If you’re a man, the sight of her tears may have made you uncomfortable. Men have traditionally been bad at dealing with crying women: it’s not so long ago that any overt display of female emotion in an office would have men ushering the woman in question from the room so they wouldn’t have to deal with her.

Even though the situation is improving, there are still many male-dominated offices. Crying in the workplace for work reasons (e.g. stress, coworker disagreements) or personal reasons like death or divorce are not allowed.

BORIS STARLING: How did you feel when you saw Allegra Stratton crying during her resignation speech? The answer will depend on your politics, your beliefs, your values - but perhaps most of all, it will depend on your sex. Pictured: Stratton cries during resignation

BORIS STARLING – How was it for you to see Allegra Stratton weeping during her resignation speech. It will all depend on what you believe, how much you value, and most importantly, on the way that you sex. Pictured: Stratton cries during resignation

Some men find that a woman’s tears make them feel softer and protective towards her.

People cry when they’re in emotional or physical pain — that is, when they’re vulnerable — and this naturally prompts many (but by no means all) men to downplay machismo and aggression in favour of comfort.

Some men view female crying as emotional manipulation or emotional blackmail, and will not engage in it regardless of the reasons.

Men’s reactions vary so much because our own relationship with crying is complex.

Men are less likely to cry than women. This is partially physiological because testosterone may prevent tears from occurring, while prolactin (which measures more in women) may increase them. It’s also partly psychological since boys are socialized not to show weakness or weep.

It is gradually changing. Barack Obama wept several times during his presidency. The nation took Andy Murray to its heart when he wept having lost the 2012 Wimbledon final to Roger Federer, not least because it was the first time that his hitherto unemotional public façade had cracked.

Allegra Stratton speaks on her doorstep in north London on Wednesday

Allegra Stratton spoke on Wednesday at her north London doorstep

The gap between the sexes in this regard is probably less than one might believe.

People remember Margaret Thatcher’s tears as she was driven away from Downing Street for the last time in 1990, and those of Theresa May as she stepped down two years ago, because these remote and aloof figures had — finally! — shown some emotion.

Although they did cry for their own sakes, we can all do the same.

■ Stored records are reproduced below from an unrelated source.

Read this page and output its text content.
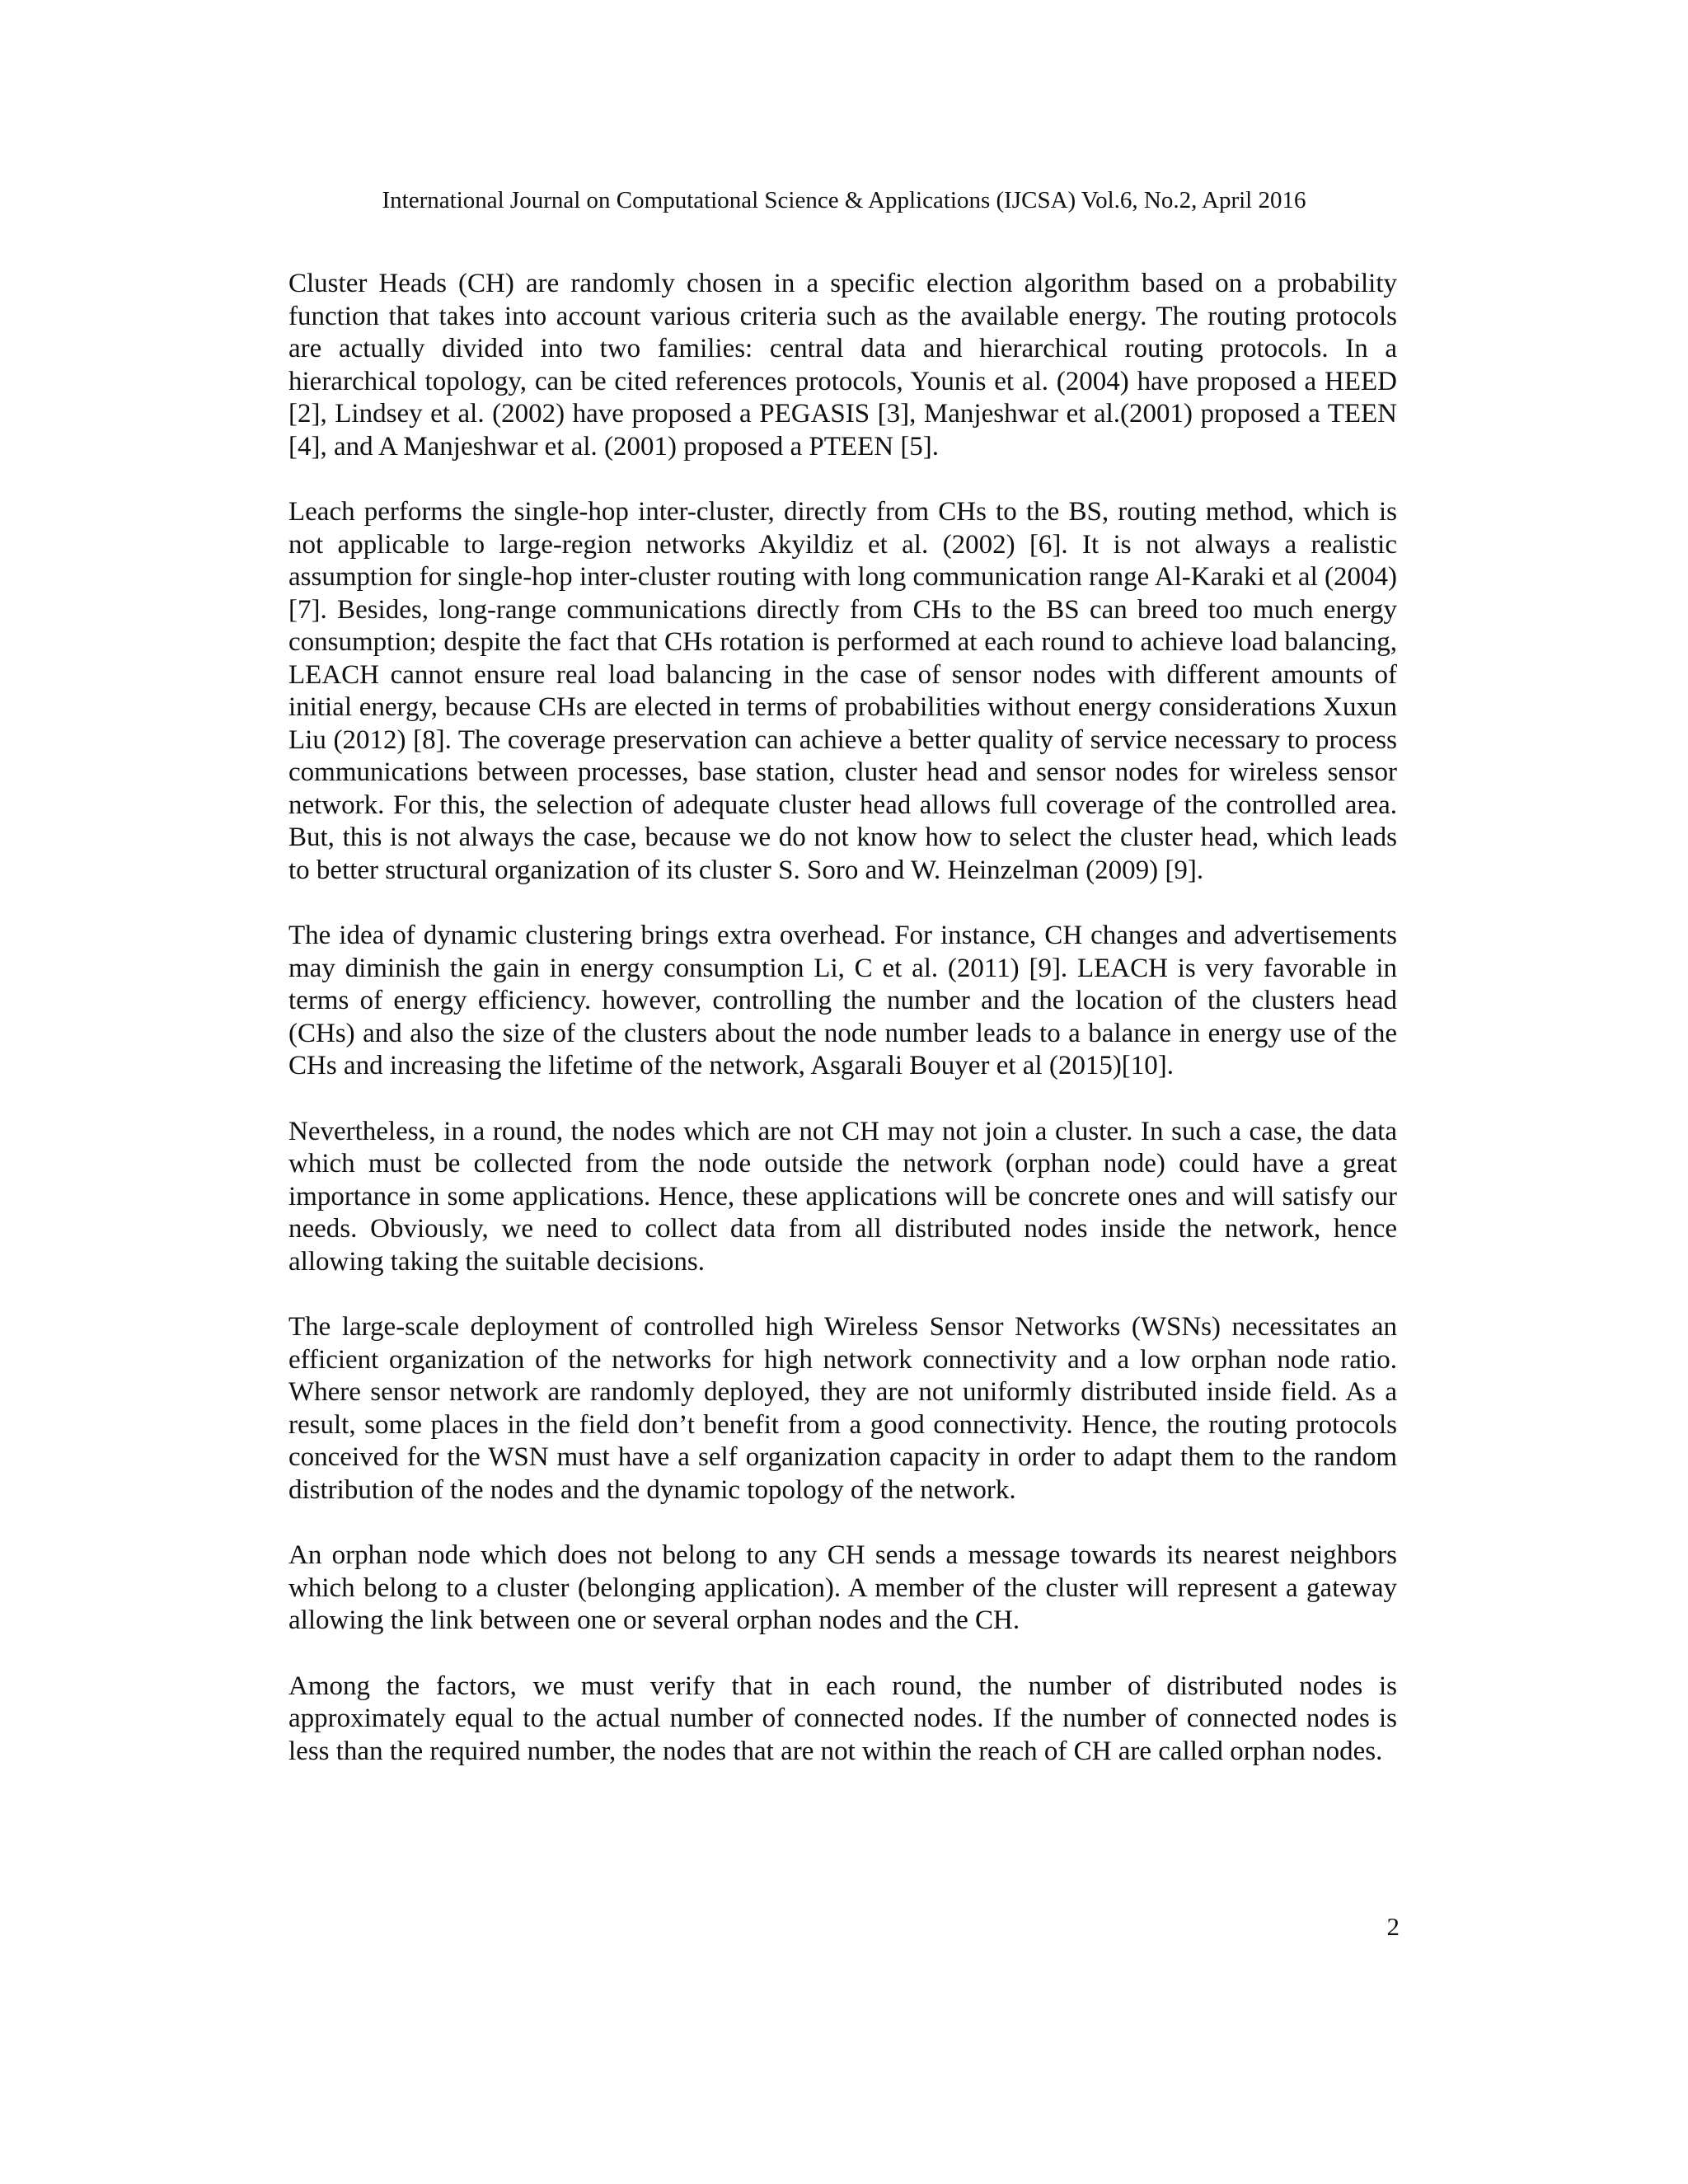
International Journal on Computational Science & Applications (IJCSA) Vol.6, No.2, April 2016

Cluster Heads (CH) are randomly chosen in a specific election algorithm based on a probability function that takes into account various criteria such as the available energy. The routing protocols are actually divided into two families: central data and hierarchical routing protocols. In a hierarchical topology, can be cited references protocols, Younis et al. (2004) have proposed a HEED [2], Lindsey et al. (2002) have proposed a PEGASIS [3], Manjeshwar et al.(2001) proposed a TEEN [4], and A Manjeshwar et al. (2001) proposed a PTEEN [5].

Leach performs the single-hop inter-cluster, directly from CHs to the BS, routing method, which is not applicable to large-region networks Akyildiz et al. (2002) [6]. It is not always a realistic assumption for single-hop inter-cluster routing with long communication range Al-Karaki et al (2004) [7]. Besides, long-range communications directly from CHs to the BS can breed too much energy consumption; despite the fact that CHs rotation is performed at each round to achieve load balancing, LEACH cannot ensure real load balancing in the case of sensor nodes with different amounts of initial energy, because CHs are elected in terms of probabilities without energy considerations Xuxun Liu (2012) [8]. The coverage preservation can achieve a better quality of service necessary to process communications between processes, base station, cluster head and sensor nodes for wireless sensor network. For this, the selection of adequate cluster head allows full coverage of the controlled area. But, this is not always the case, because we do not know how to select the cluster head, which leads to better structural organization of its cluster S. Soro and W. Heinzelman (2009) [9].

The idea of dynamic clustering brings extra overhead. For instance, CH changes and advertisements may diminish the gain in energy consumption Li, C et al. (2011) [9]. LEACH is very favorable in terms of energy efficiency. however, controlling the number and the location of the clusters head (CHs) and also the size of the clusters about the node number leads to a balance in energy use of the CHs and increasing the lifetime of the network, Asgarali Bouyer et al (2015)[10].

Nevertheless, in a round, the nodes which are not CH may not join a cluster. In such a case, the data which must be collected from the node outside the network (orphan node) could have a great importance in some applications. Hence, these applications will be concrete ones and will satisfy our needs. Obviously, we need to collect data from all distributed nodes inside the network, hence allowing taking the suitable decisions.

The large-scale deployment of controlled high Wireless Sensor Networks (WSNs) necessitates an efficient organization of the networks for high network connectivity and a low orphan node ratio. Where sensor network are randomly deployed, they are not uniformly distributed inside field. As a result, some places in the field don’t benefit from a good connectivity. Hence, the routing protocols conceived for the WSN must have a self organization capacity in order to adapt them to the random distribution of the nodes and the dynamic topology of the network.

An orphan node which does not belong to any CH sends a message towards its nearest neighbors which belong to a cluster (belonging application). A member of the cluster will represent a gateway allowing the link between one or several orphan nodes and the CH.

Among the factors, we must verify that in each round, the number of distributed nodes is approximately equal to the actual number of connected nodes. If the number of connected nodes is less than the required number, the nodes that are not within the reach of CH are called orphan nodes.

2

Stratton’s tears were surely the same, even though she apologised ‘to all of you who lost loved ones, who endured intolerable loneliness and who struggled with your businesses’.

After being the most talked about story and being vilified by social media for a few days, and probably not getting much sleep, many of us would have wept, regardless of gender.

Allegra Stratton rehearsing before a Downing Street announcement. No10 staff joke in the leaked video obtained by ITV News about Christmas party they later denied

Allegra stratton rehearsals before an announcement by Downing Street ITV News obtained the video leaked by ITV News and shows No10 laughing at a Christmas party.

Tears are a natural human reaction when you reach the end of any project to which you’ve given time and effort: that sense of letting go, of having run out of road, of an unexpected freedom which you’ve half-wanted and half-feared for so long.

AllegraStratton has a question. She didn’t cry because she was embarrassed, she just did so publicly.

She could easily have released a written statement on social media, the way many people — even ministers — do when they resign. 

She didn’t take questions from the Press and she wasn’t leaving the house to go somewhere else, so she didn’t need to come out at all.

Perhaps she felt, consciously or not, that tears would offset the damage caused by the image of her laughing — because we all understand the twin theatrical masks of comedy and tragedy, no matter who we are.